Menos catárticos foram os capítulos finais de duas das principais franquias de Hollywood.

Numa versão com seis minutos extras, o “ultimato” dos Vingadores tirou de “Avatar” o recorde de maior bilheteria de todos os tempos, com quase US$ 3 bilhões (R$ 10 bilhões).

E não é impossível que o novo “Star Wars”, que estreou neste mês, consiga mais um lugar entre as maiores bilheterias do ano para a Disney. Ela chegou a dezembro ocupando seis dos dez primeiros títulos da lista.
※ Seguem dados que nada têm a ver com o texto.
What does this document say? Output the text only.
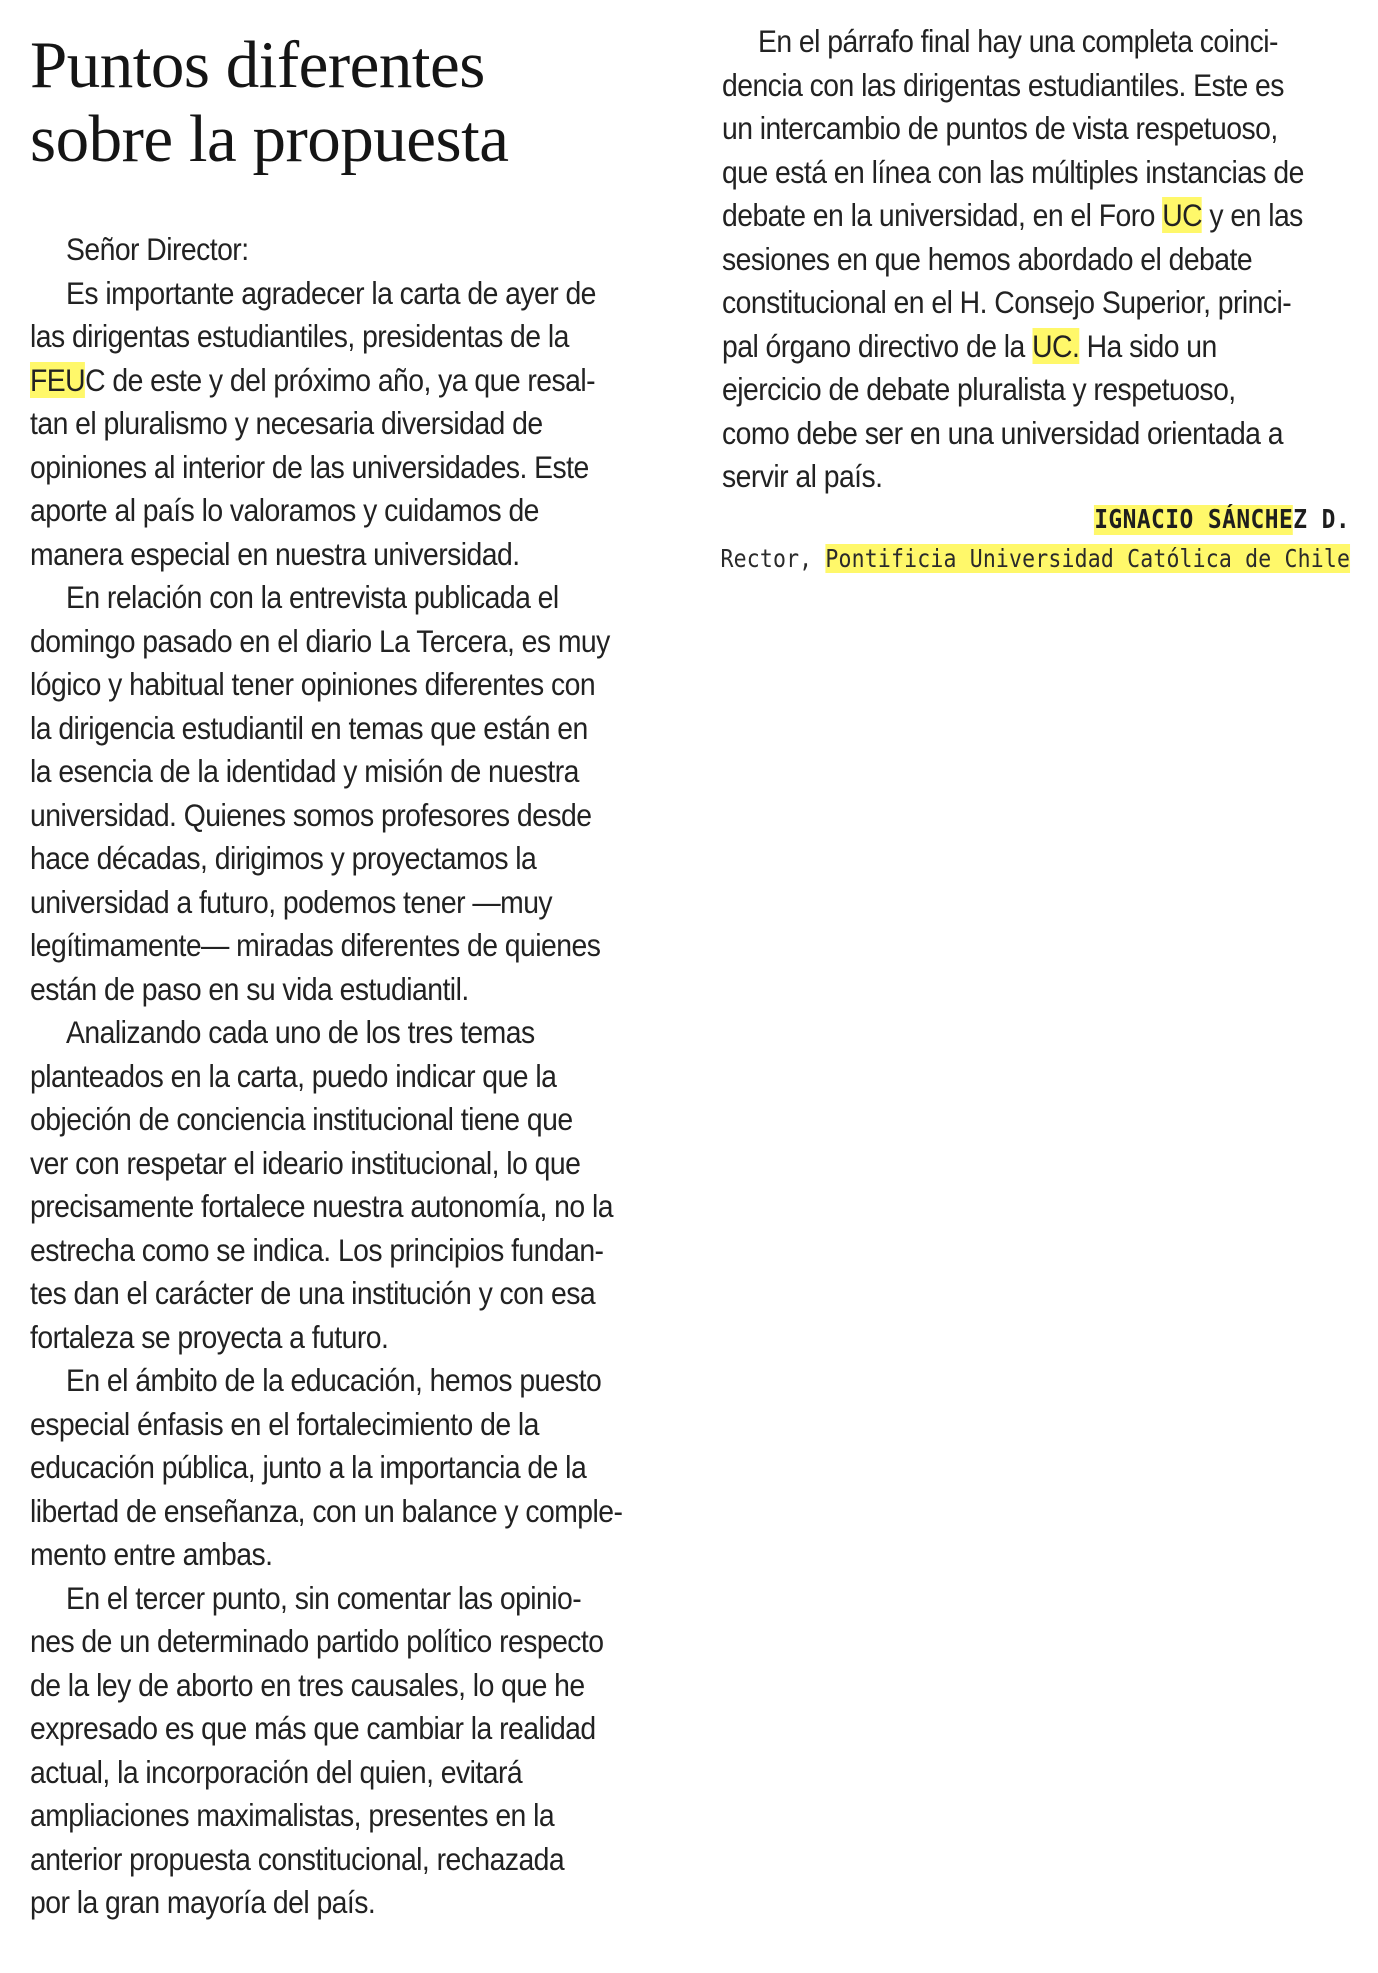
Puntos diferentes
sobre la propuesta
Señor Director:
Es importante agradecer la carta de ayer de
las dirigentas estudiantiles, presidentas de la
FEUC de este y del próximo año, ya que resal-
tan el pluralismo y necesaria diversidad de
opiniones al interior de las universidades. Este
aporte al país lo valoramos y cuidamos de
manera especial en nuestra universidad.
En relación con la entrevista publicada el
domingo pasado en el diario La Tercera, es muy
lógico y habitual tener opiniones diferentes con
la dirigencia estudiantil en temas que están en
la esencia de la identidad y misión de nuestra
universidad. Quienes somos profesores desde
hace décadas, dirigimos y proyectamos la
universidad a futuro, podemos tener —muy
legítimamente— miradas diferentes de quienes
están de paso en su vida estudiantil.
Analizando cada uno de los tres temas
planteados en la carta, puedo indicar que la
objeción de conciencia institucional tiene que
ver con respetar el ideario institucional, lo que
precisamente fortalece nuestra autonomía, no la
estrecha como se indica. Los principios fundan-
tes dan el carácter de una institución y con esa
fortaleza se proyecta a futuro.
En el ámbito de la educación, hemos puesto
especial énfasis en el fortalecimiento de la
educación pública, junto a la importancia de la
libertad de enseñanza, con un balance y comple-
mento entre ambas.
En el tercer punto, sin comentar las opinio-
nes de un determinado partido político respecto
de la ley de aborto en tres causales, lo que he
expresado es que más que cambiar la realidad
actual, la incorporación del quien, evitará
ampliaciones maximalistas, presentes en la
anterior propuesta constitucional, rechazada
por la gran mayoría del país.
En el párrafo final hay una completa coinci-
dencia con las dirigentas estudiantiles. Este es
un intercambio de puntos de vista respetuoso,
que está en línea con las múltiples instancias de
debate en la universidad, en el Foro UC y en las
sesiones en que hemos abordado el debate
constitucional en el H. Consejo Superior, princi-
pal órgano directivo de la UC. Ha sido un
ejercicio de debate pluralista y respetuoso,
como debe ser en una universidad orientada a
servir al país.
IGNACIO SÁNCHEZ D.
Rector, Pontificia Universidad Católica de Chile
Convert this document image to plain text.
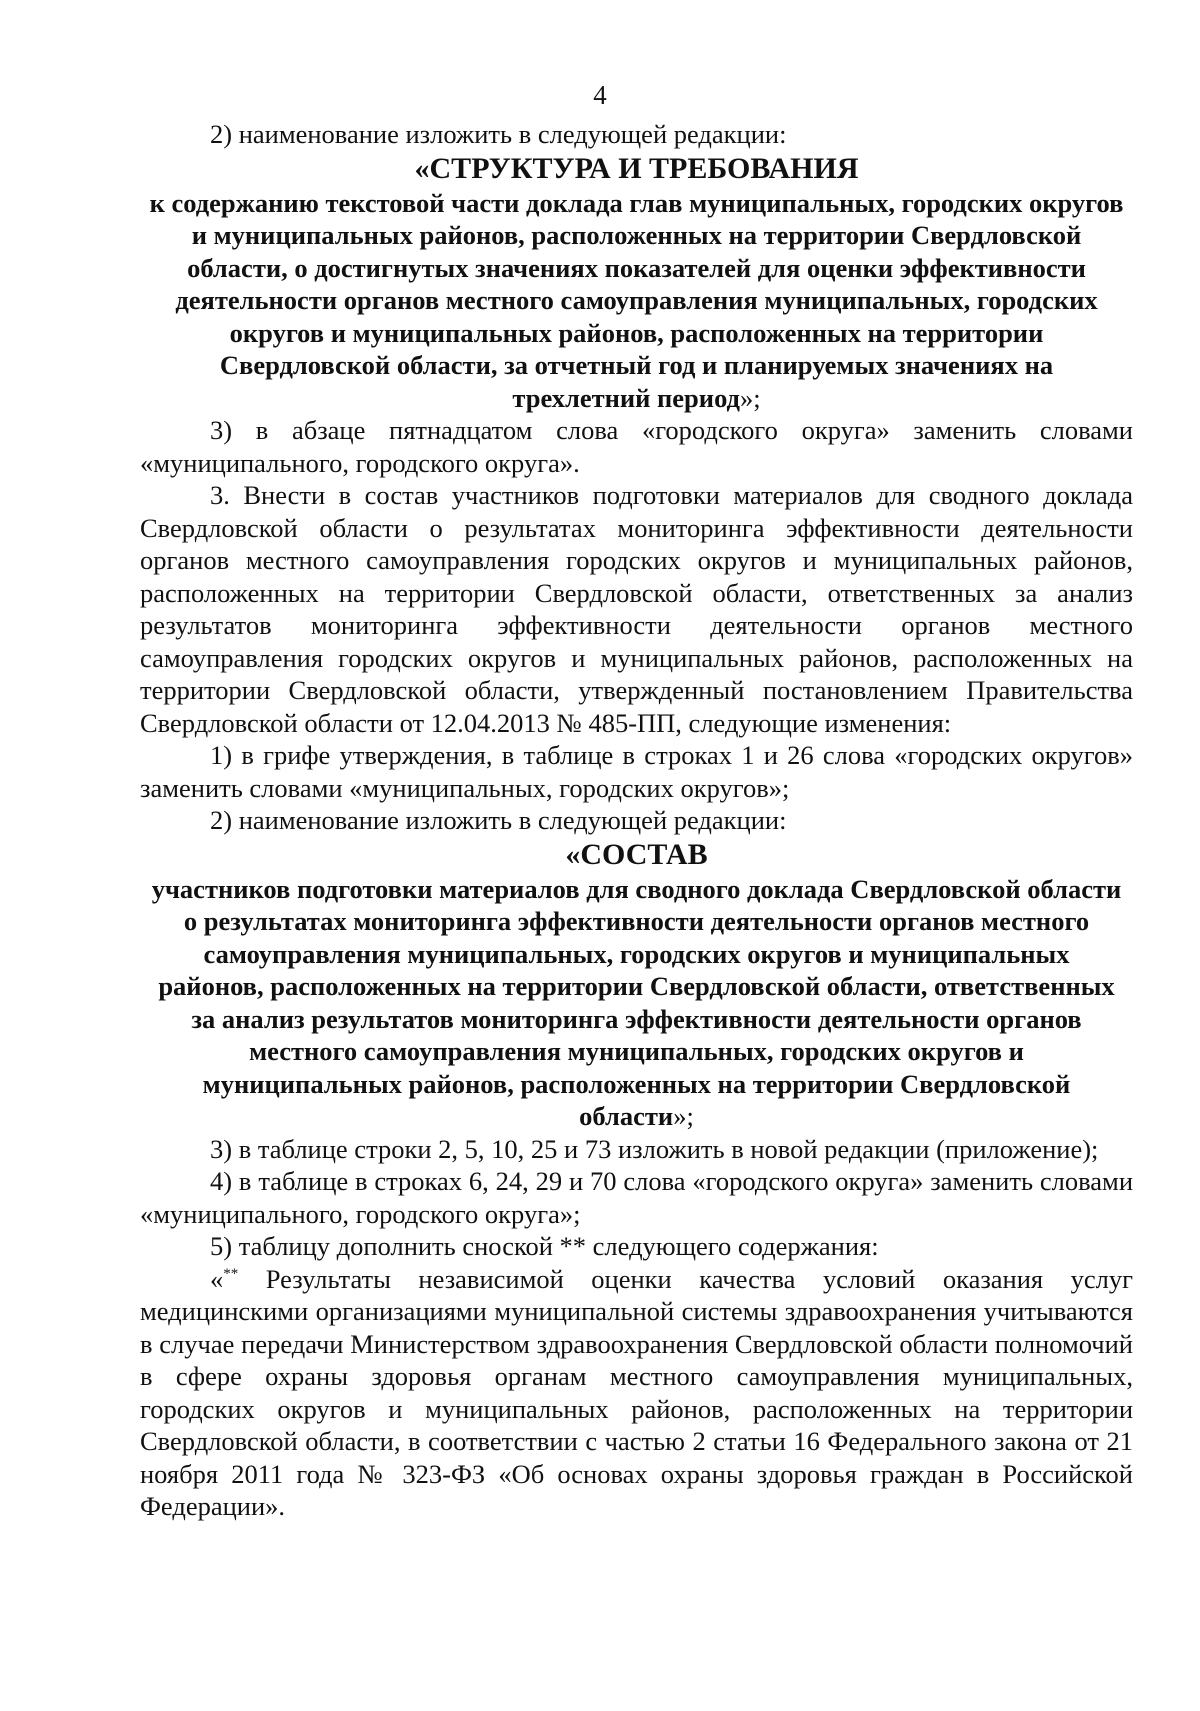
4

2) наименование изложить в следующей редакции:

«СТРУКТУРА И ТРЕБОВАНИЯ

к содержанию текстовой части доклада глав муниципальных, городских округов и муниципальных районов, расположенных на территории Свердловской области, о достигнутых значениях показателей для оценки эффективности деятельности органов местного самоуправления муниципальных, городских округов и муниципальных районов, расположенных на территории Свердловской области, за отчетный год и планируемых значениях на трехлетний период»;

3) в абзаце пятнадцатом слова «городского округа» заменить словами «муниципального, городского округа».

3. Внести в состав участников подготовки материалов для сводного доклада Свердловской области о результатах мониторинга эффективности деятельности органов местного самоуправления городских округов и муниципальных районов, расположенных на территории Свердловской области, ответственных за анализ результатов мониторинга эффективности деятельности органов местного самоуправления городских округов и муниципальных районов, расположенных на территории Свердловской области, утвержденный постановлением Правительства Свердловской области от 12.04.2013 № 485-ПП, следующие изменения:

1) в грифе утверждения, в таблице в строках 1 и 26 слова «городских округов» заменить словами «муниципальных, городских округов»;

2) наименование изложить в следующей редакции:

«СОСТАВ

участников подготовки материалов для сводного доклада Свердловской области о результатах мониторинга эффективности деятельности органов местного самоуправления муниципальных, городских округов и муниципальных районов, расположенных на территории Свердловской области, ответственных за анализ результатов мониторинга эффективности деятельности органов местного самоуправления муниципальных, городских округов и муниципальных районов, расположенных на территории Свердловской области»;

3) в таблице строки 2, 5, 10, 25 и 73 изложить в новой редакции (приложение);

4) в таблице в строках 6, 24, 29 и 70 слова «городского округа» заменить словами «муниципального, городского округа»;

5) таблицу дополнить сноской ** следующего содержания:

«** Результаты независимой оценки качества условий оказания услуг медицинскими организациями муниципальной системы здравоохранения учитываются в случае передачи Министерством здравоохранения Свердловской области полномочий в сфере охраны здоровья органам местного самоуправления муниципальных, городских округов и муниципальных районов, расположенных на территории Свердловской области, в соответствии с частью 2 статьи 16 Федерального закона от 21 ноября 2011 года № 323-ФЗ «Об основах охраны здоровья граждан в Российской Федерации».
Com a temporada de premiações chegando, mais um capítulo da queda de braço entre os estúdios e as plataformas de streaming também se aproxima. A expectativa é que a Netflix, que convenceu Martin Scorsese (“O Irlandês”), Noah Bambauch (“História de um Casamento”) e Fernando Meireles (“Dois Papas”) a se juntarem a sua causa, vença o duelo desta vez. 

CONTROVÉRSIAS DE 2019

Ancine
O órgão, que regula e fomenta o audiovisual no país, passou por uma grande crise interna e, nos últimos meses, teve uma mudança do Rio de Janeiro para Brasília anunciada, todos os pôsteres de filmes nacionais retirados das paredes de sua sede, e a realização de uma sessão interna de ‘A Vida Invisível’ impedida.


‘Marighella’
Lançado sob aplausos no Festival de Berlim, no início do ano, o filme biográfico sobre o guerrilheiro, dirigido por Wagner Moura e estrelado por Seu Jorge até agora não ganhou data de estreia devido a um imbróglio burocrático.


Trabalhadores, uni-vos? 
"Bacurau" e "Coringa", dois filmes que opõem ricos e pobres, dominaram as discussões na internet e nas mesas de bar; produções como "Parasita", "Nós", "Entre Facas e Segredos", e "A Odisseia dos Tontos" também abordaram o assunto.


MeToo
O movimento de denúncia do assédio na indústria cinematográfica iniciado em 2017 foi assunto direto ou indireto de vários filmes, e a discussão sobre "cancelar" famosos envolvidos em escândalos do tipo ganhou novas camadas com a premiação de "J’Accuse", de Roman Polanski, no Festival de Veneza —ele foi condenado por abusar de uma adolescente de 13 anos— e a estreia do novo filme de Woody Allen em diversos países, mas não nos Estados Unidos

APOSTAS PARA 2020

Super-heróis...
Por mais que o diretor Martin Scorsese tenha dito que os filmes da Marvel estão mais para parques temáticos do que para cinema, a tendência de franquias e multiversos parece estar longe de acabar; a empresa começa no ano que vem sua fase quatro, com títulos como "Os Eternos".


...e heroínas
Alguns dos principais títulos de heróis serão, na verdade, protagonizados por mulheres; vêm aí "Aves de Rapina" (capitaneado pela Arlequina de Margot Robbie), "Viúva Negra", com Scarlett Johansson, e "Mulher Maravilha 1984", com Gal Gadot, além de uma versão com atores de "Mulan".


Incógnita
São as situações da Ancine e da produção cinematográfica brasileira no ano que vem, depois de um 2019 parado; o caso é semelhante ao dos festivais, que dependeram de vaquinhas neste ano.